An interim study is to be done by the Legislature this summer and fall. When asked whether he supported commercial production of hemp, Gov. Pete Ricketts said recently that he’s awaiting the results of the research being done in Nebraska.

One entrepreneur hoping to capitalize is John Lupien of Omaha, who is building a third prototype of a decorticator machine, which processes hemp stalks into fibers for textiles and powders to make drywall.

Working out of a cabinet shop near Plattsmouth, Lupien said, he already has attracted $500,000 in investment. He touts his processor as cheaper and more efficient than those made in Europe and those used in Canada.

Lupien met with eastern Colorado officials last week about opening a processing plant there. Canada, too, might be a site. But he said he’d rather build a plant in Nebraska and obtain the hemp from local farmers.

“We could have been growing this year, or even last year,” Lupien said. “Instead, we’re spending an excessive amount of money on research for a crop that we don’t need to do research about.”

Allan Jenkins, an economics professor at UNK, organized last week’s symposium. He is writing a book about the history of hemp growing in the state, including a program during World War II that encouraged Nebraska farmers to grow hemp for war supplies. That’s why there’s so much hemp growing wild around the state.

That inspired the name of the presentation at UNK: “Hemp: That Ditch Weed You’ve Been Mowing Might Be Worth $1 Million.”

At the event, Davis described how some of his crop is grown for the lucrative medicine market, including cannabidioil, also called CBD or hemp oil, that is being used to treat seizures. Some BB-sized seeds for medicinal hemp sell for $20 or more each, he said.

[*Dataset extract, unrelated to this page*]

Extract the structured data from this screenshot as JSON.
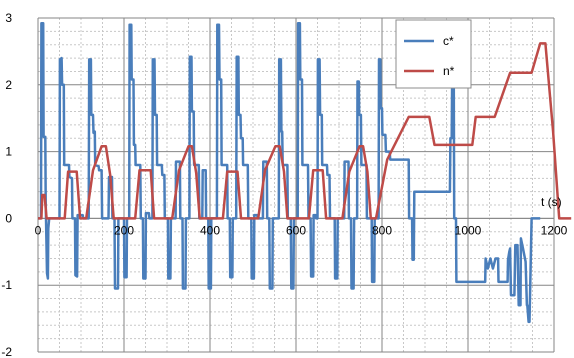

Other, less expensive varieties are grown to make clothing and construction bricks that Davis called “hempcrete.”

Taking it all in were two organic farmers from Aurora, Jon and Gene Hansen. They said they’ve been reading up on industrial hemp and think it has great potential in Nebraska. It’s not a fad, Gene Hansen said:
“It’s a miracle plant that we’ve kind of lost track of for the past 80 years.”